Name Type Description Default
model Union[Model, Module]

A model instance compiled with fe.build.

required
save_dir str

Folder path into which to save the model.

required
metric Optional[str]

Eval metric name to monitor. If None, the model's loss will be used.

None
save_best_mode str

Can be 'min' or 'max'.

'min'
load_best_final bool

Whether to automatically reload the best model (if available) after training.

False
save_architecture bool

Whether to save the full model architecture in addition to the model weights. This option is only available for TensorFlow models at present, and will generate a folder containing several files. The model can then be re-instantiated even without access to the original code by calling: tf.keras.models.load_model().

False

Raises:

Type Description
AssertionError

If a metric is not provided and it cannot be inferred from the model.

ValueError

If save_best_mode is an unacceptable string, or save_architecture is used with a PyTorch model.

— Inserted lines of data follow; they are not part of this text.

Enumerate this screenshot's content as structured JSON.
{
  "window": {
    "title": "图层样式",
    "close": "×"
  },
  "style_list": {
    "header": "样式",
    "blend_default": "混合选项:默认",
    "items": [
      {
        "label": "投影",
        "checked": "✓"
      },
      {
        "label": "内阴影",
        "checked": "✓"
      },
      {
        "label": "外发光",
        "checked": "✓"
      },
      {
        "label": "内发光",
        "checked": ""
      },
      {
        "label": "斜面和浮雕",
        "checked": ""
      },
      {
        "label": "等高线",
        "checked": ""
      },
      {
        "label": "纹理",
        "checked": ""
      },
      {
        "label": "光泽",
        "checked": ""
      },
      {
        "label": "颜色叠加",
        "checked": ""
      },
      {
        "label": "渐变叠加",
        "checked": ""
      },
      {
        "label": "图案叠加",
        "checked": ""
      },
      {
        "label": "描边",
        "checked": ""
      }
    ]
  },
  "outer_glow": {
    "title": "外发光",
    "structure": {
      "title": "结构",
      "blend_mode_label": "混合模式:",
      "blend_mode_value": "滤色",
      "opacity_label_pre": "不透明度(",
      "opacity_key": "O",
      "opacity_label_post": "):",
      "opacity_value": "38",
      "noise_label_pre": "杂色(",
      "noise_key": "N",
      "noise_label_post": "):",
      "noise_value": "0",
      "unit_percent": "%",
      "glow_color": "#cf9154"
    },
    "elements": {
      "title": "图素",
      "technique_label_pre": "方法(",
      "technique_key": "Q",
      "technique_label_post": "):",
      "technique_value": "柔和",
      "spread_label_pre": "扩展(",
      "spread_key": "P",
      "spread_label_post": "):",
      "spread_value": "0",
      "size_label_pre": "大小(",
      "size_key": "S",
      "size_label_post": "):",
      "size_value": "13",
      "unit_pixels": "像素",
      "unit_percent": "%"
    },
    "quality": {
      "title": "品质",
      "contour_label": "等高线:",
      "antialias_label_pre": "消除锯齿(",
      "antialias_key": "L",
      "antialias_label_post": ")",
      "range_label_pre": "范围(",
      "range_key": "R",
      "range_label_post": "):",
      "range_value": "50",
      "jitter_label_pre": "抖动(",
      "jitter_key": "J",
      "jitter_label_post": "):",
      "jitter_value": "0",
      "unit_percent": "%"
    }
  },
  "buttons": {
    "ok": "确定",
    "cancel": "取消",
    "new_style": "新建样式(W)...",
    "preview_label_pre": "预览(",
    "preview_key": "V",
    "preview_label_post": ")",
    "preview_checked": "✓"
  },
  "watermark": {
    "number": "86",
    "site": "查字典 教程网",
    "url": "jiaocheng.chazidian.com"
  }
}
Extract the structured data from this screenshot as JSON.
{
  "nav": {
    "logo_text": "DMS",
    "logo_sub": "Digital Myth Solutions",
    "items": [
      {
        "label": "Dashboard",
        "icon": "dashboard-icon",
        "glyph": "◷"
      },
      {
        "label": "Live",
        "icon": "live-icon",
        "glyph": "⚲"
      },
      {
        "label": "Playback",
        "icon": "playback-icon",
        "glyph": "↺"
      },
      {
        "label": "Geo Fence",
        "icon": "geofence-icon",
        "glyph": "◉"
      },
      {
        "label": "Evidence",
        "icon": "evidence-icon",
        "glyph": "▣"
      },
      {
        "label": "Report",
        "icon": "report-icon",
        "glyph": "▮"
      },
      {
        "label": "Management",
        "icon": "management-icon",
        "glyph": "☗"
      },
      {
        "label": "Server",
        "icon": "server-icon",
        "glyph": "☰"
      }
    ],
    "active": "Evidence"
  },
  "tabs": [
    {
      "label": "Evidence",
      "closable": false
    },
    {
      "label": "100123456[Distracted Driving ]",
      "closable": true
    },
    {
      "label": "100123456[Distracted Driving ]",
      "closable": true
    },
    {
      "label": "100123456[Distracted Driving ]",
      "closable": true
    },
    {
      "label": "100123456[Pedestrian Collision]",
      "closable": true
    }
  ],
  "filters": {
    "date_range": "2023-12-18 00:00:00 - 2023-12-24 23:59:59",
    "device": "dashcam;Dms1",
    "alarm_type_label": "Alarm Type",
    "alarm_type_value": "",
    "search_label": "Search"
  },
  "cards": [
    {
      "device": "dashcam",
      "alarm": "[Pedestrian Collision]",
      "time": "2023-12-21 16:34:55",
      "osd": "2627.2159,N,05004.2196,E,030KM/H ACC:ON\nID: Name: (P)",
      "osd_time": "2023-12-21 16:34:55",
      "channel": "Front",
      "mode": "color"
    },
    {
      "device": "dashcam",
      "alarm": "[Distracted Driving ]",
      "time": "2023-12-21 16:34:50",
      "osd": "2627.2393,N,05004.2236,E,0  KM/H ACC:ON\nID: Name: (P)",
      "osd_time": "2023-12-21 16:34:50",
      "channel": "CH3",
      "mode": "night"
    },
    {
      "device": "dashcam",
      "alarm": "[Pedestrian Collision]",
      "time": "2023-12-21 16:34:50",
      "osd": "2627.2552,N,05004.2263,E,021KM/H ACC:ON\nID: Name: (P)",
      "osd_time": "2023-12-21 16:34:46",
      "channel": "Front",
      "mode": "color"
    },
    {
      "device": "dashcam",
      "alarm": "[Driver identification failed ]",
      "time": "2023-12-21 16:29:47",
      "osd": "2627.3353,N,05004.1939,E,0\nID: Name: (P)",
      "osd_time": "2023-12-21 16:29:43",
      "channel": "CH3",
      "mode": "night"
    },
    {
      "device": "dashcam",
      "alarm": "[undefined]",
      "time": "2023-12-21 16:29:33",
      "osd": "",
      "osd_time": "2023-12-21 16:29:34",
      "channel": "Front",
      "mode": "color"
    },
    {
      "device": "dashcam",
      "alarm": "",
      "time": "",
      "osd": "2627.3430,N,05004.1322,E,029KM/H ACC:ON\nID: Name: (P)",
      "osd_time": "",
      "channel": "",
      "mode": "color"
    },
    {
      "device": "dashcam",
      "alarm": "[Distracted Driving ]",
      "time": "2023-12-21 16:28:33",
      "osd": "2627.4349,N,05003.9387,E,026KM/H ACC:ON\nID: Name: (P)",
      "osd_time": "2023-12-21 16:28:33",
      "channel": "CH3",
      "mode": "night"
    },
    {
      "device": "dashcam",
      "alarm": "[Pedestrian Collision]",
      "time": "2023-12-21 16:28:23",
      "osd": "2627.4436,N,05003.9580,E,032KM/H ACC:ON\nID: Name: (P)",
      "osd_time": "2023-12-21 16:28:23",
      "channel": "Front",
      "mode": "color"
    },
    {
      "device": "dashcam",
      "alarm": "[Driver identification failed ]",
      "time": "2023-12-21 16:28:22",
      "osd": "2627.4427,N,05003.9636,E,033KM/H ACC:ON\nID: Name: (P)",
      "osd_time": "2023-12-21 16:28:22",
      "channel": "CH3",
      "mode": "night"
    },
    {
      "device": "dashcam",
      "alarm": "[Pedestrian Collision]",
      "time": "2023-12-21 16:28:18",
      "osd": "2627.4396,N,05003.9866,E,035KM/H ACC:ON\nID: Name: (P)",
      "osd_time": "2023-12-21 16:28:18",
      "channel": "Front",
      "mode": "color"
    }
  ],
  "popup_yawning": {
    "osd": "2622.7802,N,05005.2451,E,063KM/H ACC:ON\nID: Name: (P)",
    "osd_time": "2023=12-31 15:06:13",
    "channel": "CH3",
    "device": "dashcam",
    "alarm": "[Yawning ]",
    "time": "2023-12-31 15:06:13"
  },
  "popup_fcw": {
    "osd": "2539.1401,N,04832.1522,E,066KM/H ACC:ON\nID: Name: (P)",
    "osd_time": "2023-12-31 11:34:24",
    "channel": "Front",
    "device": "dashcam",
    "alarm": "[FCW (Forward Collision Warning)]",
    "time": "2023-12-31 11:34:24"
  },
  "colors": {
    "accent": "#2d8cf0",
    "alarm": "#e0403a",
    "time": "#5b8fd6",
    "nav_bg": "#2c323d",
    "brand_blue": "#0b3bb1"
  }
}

Source code in fastestimator/fastestimator/trace/io/best_model_saver.py
@traceable()
class BestModelSaver(Trace):
    """Save the weights of best model based on a given evaluation metric.

    Args:
        model: A model instance compiled with fe.build.
        save_dir: Folder path into which to save the model.
        metric: Eval metric name to monitor. If None, the model's loss will be used.
        save_best_mode: Can be 'min' or 'max'.
        load_best_final: Whether to automatically reload the best model (if available) after training.
        save_architecture: Whether to save the full model architecture in addition to the model weights. This option is
            only available for TensorFlow models at present, and will generate a folder containing several files. The
            model can then be re-instantiated even without access to the original code by calling:
            tf.keras.models.load_model(<path to model folder>).

    Raises:
        AssertionError: If a `metric` is not provided and it cannot be inferred from the `model`.
        ValueError: If `save_best_mode` is an unacceptable string, or `save_architecture` is used with a PyTorch model.
    """
    def __init__(self,
                 model: Union[tf.keras.Model, torch.nn.Module],
                 save_dir: str,
                 metric: Optional[str] = None,
                 save_best_mode: str = "min",
                 load_best_final: bool = False,
                 save_architecture: bool = False) -> None:
        if not metric:
            assert hasattr(model, "loss_name"), \
                "BestModelSaver cannot infer model loss name. Provide a metric or use the model in an UpdateOp."
            assert len(model.loss_name) == 1, "the model has more than one losses, please provide the metric explicitly"
            metric = next(iter(model.loss_name))
        super().__init__(mode="eval",
                         inputs=metric,
                         outputs=["since_best_{}".format(metric), "{}_{}".format(save_best_mode, metric)])
        self.fe_monitor_names.add(metric)
        self.model = model
        self.model_name = "{}_best_{}".format(self.model.model_name, self.metric)
        self.save_dir = save_dir
        self.save_best_mode = save_best_mode
        self.load_best_final = load_best_final
        self.save_architecture = save_architecture
        if save_architecture and isinstance(model, torch.nn.Module):
            raise ValueError("Sorry, architecture saving is not currently enabled for PyTorch")
        self.model_path = None
        self.since_best = 0
        if self.save_best_mode == "min":
            self.best = np.Inf
            self.monitor_op = lt
        elif self.save_best_mode == "max":
            self.best = -np.Inf
            self.monitor_op = gt
        else:
            raise ValueError("save_best_mode must be either 'min' or 'max'")

    @property
    def metric(self) -> str:
        return self.inputs[0]

    def on_epoch_end(self, data: Data) -> None:
        if self.monitor_op(data[self.metric], self.best):
            self.best = data[self.metric]
            self.since_best = 0
            if self.save_dir:
                self.model_path = save_model(model=self.model,
                                             save_dir=self.save_dir,
                                             model_name=self.model_name,
                                             save_architecture=self.save_architecture)
                print("FastEstimator-BestModelSaver: Saved model to {}".format(self.model_path))
        else:
            self.since_best += 1
        data.write_with_log(self.outputs[0], self.since_best)
        data.write_with_log(self.outputs[1], self.best)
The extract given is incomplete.